Map of the 245 seed zones developed for the eastern United States.

Plant seeds are the crucial starting point for innumerable conservation projects, from backyard butterfly gardens to large reforestation projects. For the USDA Forest Service and its many partners, tree, shrub, and herbaceous plants’ seeds and seedlings are needed in large numbers for forest restoration and land management work.

“In any such effort, it is important that land managers who purchase seeds are aware of their origin—ideally collected from areas with similar conditions to the project area,” says Carolyn Pike, regeneration specialist with the Forest Service Eastern Region’s State and Private Forestry program. Pike leads a project to create new seed-collection zones across the eastern U.S. for just this purpose.

The Eastern Seed Zone Forum (ESZF) is a network of scientists and partners from the Southern and Northern Regions of the National Forest System, the Eastern Region, and the Southern Research Station. ESZF works with stakeholders across the eastern U.S. to provide new tools for sourcing seeds for restoration projects, forest management, and other uses.

ESZF has produced a new seed-collection zone map, and the process used to create it was recently published in the Journal of Forestry

“What we really need is a system for describing ecological and climatic conditions where seeds are sourced, that can be applied everywhere in the eastern U.S.,” says Kevin Potter, a North Carolina State University scientist supported by the Southern Research Station and co-author of the publication. “Seeds, like their parent plants, are adapted to local conditions. With climate change, it is becoming even more important to know where seeds came from and therefore understand the conditions in which they will thrive in the future.”

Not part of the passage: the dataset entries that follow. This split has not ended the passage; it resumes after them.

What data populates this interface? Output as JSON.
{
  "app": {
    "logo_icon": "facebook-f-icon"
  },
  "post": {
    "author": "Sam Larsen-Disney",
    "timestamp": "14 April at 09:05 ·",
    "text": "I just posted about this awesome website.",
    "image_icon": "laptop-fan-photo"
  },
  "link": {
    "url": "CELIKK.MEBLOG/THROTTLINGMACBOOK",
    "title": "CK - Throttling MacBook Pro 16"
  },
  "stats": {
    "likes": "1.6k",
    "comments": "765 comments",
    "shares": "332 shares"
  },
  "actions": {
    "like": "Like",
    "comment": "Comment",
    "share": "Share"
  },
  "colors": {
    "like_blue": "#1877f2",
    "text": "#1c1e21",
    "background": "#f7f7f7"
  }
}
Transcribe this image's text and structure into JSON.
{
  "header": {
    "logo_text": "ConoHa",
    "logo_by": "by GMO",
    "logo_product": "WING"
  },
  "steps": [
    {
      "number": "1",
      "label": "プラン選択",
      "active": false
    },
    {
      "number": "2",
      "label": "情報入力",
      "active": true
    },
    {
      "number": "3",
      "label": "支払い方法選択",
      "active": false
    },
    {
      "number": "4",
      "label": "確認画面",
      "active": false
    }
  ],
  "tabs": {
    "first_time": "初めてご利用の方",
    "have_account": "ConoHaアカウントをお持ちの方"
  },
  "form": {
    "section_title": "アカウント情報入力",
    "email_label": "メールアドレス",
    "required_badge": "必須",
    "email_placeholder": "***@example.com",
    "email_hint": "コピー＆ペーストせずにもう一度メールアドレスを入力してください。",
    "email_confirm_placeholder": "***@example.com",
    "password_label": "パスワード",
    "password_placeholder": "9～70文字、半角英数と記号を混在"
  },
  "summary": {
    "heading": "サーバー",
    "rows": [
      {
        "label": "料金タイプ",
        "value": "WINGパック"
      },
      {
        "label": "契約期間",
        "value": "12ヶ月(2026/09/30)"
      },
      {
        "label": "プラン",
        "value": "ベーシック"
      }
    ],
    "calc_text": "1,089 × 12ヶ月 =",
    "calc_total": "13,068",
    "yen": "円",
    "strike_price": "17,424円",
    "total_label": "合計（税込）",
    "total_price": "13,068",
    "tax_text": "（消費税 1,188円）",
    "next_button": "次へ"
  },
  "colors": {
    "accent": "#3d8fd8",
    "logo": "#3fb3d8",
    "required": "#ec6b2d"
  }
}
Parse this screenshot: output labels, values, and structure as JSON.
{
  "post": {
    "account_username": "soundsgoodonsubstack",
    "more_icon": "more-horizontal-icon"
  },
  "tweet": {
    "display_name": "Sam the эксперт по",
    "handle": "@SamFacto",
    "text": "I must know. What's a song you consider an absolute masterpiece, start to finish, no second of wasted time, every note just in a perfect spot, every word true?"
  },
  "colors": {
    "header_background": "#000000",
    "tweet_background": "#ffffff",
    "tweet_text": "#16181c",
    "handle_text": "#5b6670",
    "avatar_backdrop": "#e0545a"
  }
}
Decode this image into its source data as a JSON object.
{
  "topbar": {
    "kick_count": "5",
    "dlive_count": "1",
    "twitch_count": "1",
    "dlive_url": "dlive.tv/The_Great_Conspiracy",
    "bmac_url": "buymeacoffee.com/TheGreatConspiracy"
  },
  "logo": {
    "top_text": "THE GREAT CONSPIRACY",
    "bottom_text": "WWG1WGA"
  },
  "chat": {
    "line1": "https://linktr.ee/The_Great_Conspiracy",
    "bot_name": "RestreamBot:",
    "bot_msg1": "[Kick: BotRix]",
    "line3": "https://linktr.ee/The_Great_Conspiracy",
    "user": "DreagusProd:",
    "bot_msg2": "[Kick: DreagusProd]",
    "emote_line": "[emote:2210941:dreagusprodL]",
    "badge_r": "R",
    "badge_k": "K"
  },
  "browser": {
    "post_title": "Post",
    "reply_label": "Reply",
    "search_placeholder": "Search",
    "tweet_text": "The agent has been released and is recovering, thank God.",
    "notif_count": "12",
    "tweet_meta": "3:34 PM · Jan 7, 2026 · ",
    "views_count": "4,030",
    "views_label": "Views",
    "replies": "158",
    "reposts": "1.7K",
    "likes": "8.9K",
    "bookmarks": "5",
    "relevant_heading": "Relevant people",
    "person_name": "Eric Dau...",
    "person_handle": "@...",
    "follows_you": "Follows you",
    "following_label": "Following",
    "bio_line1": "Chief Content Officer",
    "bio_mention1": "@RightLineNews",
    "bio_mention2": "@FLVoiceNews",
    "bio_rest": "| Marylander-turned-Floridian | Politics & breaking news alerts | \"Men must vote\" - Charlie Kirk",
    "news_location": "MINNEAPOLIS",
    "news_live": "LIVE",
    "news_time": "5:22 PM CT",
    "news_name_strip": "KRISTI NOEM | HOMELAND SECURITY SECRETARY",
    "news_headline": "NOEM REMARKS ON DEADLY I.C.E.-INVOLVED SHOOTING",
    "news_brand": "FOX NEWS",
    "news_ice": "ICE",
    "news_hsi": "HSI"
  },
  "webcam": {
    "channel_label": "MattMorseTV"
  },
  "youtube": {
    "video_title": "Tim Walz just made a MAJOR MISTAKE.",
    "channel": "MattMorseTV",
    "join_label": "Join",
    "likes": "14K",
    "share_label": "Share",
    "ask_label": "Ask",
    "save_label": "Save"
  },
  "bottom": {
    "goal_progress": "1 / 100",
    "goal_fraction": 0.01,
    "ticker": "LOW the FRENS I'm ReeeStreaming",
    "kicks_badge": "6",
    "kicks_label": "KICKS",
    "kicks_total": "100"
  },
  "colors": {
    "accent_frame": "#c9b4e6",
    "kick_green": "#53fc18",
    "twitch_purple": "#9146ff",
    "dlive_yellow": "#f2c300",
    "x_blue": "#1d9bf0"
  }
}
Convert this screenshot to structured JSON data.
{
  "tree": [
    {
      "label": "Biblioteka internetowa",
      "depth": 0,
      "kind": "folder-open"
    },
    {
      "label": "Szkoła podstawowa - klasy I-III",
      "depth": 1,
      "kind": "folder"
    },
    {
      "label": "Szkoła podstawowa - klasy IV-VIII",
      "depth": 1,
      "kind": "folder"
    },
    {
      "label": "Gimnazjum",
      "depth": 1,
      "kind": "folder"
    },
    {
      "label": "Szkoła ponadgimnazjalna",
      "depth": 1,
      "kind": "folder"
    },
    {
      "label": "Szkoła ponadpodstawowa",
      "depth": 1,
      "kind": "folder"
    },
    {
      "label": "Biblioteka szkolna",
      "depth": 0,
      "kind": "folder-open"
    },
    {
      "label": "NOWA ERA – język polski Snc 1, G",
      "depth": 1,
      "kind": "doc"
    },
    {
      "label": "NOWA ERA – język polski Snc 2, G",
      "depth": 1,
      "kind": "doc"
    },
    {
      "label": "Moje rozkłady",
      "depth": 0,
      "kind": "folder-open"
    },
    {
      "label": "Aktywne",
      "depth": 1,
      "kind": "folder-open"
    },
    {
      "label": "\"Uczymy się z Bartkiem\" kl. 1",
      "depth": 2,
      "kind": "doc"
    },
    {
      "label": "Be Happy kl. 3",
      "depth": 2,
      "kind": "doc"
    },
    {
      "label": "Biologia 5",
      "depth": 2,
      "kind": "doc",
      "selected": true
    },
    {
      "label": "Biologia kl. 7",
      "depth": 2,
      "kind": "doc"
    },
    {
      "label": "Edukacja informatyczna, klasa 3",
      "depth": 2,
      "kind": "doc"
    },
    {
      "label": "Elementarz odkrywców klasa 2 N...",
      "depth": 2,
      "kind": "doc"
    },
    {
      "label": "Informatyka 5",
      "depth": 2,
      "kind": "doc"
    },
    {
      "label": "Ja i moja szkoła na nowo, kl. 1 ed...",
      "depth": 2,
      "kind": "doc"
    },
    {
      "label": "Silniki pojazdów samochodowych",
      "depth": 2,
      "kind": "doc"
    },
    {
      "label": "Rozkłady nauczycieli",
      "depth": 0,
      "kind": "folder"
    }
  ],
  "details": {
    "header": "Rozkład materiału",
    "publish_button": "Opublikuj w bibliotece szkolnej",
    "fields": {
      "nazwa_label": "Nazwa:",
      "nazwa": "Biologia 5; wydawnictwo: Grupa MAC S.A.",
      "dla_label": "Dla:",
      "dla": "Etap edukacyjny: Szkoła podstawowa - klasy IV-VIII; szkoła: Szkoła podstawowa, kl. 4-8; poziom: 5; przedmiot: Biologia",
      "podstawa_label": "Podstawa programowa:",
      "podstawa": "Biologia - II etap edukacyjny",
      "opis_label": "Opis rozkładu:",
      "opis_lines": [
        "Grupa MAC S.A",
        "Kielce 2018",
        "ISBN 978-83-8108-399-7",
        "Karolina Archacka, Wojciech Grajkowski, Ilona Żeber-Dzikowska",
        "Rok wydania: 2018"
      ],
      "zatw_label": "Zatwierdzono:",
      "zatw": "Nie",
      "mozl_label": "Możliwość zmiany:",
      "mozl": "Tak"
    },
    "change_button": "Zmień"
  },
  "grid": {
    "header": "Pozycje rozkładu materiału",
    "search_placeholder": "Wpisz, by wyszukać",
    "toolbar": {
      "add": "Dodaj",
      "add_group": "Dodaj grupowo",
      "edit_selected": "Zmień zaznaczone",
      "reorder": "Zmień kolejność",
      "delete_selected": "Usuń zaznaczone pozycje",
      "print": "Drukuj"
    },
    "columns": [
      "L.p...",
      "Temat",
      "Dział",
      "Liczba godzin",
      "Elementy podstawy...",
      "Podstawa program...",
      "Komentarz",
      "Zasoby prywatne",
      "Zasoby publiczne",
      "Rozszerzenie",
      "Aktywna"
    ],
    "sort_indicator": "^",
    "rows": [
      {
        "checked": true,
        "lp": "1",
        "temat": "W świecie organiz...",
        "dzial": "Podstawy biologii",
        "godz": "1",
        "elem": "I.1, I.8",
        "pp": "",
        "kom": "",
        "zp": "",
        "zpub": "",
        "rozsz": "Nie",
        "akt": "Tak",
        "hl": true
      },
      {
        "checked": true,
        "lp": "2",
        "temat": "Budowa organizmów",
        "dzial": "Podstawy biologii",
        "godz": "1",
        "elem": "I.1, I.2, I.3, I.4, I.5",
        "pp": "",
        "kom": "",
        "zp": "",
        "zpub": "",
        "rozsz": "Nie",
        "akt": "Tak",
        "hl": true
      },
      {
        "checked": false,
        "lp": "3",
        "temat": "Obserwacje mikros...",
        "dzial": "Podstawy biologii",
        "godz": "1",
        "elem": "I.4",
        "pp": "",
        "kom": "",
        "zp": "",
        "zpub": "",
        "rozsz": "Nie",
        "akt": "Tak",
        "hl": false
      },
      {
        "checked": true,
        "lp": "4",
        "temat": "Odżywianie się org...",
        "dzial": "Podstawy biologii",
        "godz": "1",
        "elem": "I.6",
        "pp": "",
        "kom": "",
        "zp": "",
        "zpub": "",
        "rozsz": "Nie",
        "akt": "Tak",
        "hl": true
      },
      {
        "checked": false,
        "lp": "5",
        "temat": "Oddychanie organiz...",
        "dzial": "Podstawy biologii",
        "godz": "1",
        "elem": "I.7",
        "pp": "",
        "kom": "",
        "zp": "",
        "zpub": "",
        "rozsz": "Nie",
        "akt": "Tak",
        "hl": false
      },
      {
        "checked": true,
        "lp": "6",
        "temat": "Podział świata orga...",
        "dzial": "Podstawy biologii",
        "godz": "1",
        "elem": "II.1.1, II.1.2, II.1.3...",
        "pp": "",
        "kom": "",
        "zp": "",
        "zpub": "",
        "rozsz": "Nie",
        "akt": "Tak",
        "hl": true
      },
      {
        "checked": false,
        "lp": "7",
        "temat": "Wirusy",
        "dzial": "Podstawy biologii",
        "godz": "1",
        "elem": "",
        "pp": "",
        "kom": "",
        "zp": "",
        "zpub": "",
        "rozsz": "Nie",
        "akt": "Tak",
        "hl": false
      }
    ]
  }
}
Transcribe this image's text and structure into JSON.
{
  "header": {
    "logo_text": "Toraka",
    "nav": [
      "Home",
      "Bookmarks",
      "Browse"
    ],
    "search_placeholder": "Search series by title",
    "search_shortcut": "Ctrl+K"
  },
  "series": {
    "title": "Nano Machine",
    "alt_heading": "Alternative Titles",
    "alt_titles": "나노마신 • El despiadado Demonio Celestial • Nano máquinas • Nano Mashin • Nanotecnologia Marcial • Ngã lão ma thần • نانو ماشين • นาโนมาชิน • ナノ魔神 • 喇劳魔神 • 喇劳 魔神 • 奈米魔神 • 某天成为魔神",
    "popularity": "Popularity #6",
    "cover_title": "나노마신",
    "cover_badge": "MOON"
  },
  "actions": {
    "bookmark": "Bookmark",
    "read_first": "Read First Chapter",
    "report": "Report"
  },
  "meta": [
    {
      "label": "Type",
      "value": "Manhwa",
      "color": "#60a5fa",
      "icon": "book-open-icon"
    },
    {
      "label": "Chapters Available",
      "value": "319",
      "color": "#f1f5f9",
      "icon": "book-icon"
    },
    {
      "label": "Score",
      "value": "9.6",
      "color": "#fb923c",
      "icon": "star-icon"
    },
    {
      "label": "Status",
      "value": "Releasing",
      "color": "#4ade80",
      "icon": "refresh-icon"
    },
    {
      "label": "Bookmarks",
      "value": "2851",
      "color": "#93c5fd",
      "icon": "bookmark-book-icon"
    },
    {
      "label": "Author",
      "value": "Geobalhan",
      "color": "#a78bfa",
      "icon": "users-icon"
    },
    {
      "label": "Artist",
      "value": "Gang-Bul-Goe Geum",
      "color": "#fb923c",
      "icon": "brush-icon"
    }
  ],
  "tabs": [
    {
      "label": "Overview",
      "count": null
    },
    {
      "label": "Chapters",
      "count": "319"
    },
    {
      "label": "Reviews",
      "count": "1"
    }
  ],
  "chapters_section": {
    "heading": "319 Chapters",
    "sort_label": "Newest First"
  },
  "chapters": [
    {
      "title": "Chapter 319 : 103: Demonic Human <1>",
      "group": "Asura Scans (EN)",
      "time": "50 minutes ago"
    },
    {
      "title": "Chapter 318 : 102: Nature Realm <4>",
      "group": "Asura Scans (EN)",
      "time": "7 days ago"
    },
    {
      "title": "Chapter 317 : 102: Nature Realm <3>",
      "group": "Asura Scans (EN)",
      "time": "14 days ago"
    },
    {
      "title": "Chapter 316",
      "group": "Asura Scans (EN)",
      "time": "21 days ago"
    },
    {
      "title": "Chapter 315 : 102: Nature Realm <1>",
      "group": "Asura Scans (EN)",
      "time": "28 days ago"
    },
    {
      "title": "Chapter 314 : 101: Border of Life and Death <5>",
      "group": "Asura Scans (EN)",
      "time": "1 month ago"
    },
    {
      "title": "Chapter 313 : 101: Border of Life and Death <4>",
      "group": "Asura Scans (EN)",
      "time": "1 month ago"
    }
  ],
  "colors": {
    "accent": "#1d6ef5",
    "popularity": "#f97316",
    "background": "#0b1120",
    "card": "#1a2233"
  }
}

The ESZF has made a draft version of the map available to the public. The researchers started with plant hardiness zones, which use minimum winter temperatures as the basis for cold tolerance maps. These zones were then overlaid onto ecoregions, which describe ecological conditions on the basis of geology, soils, native species, and other information. The final zones were aligned with counties, which is helpful for seed collectors to track the material they collect. Combining these information sources resulted in the delineation of 245 seed collection zones across 37 states.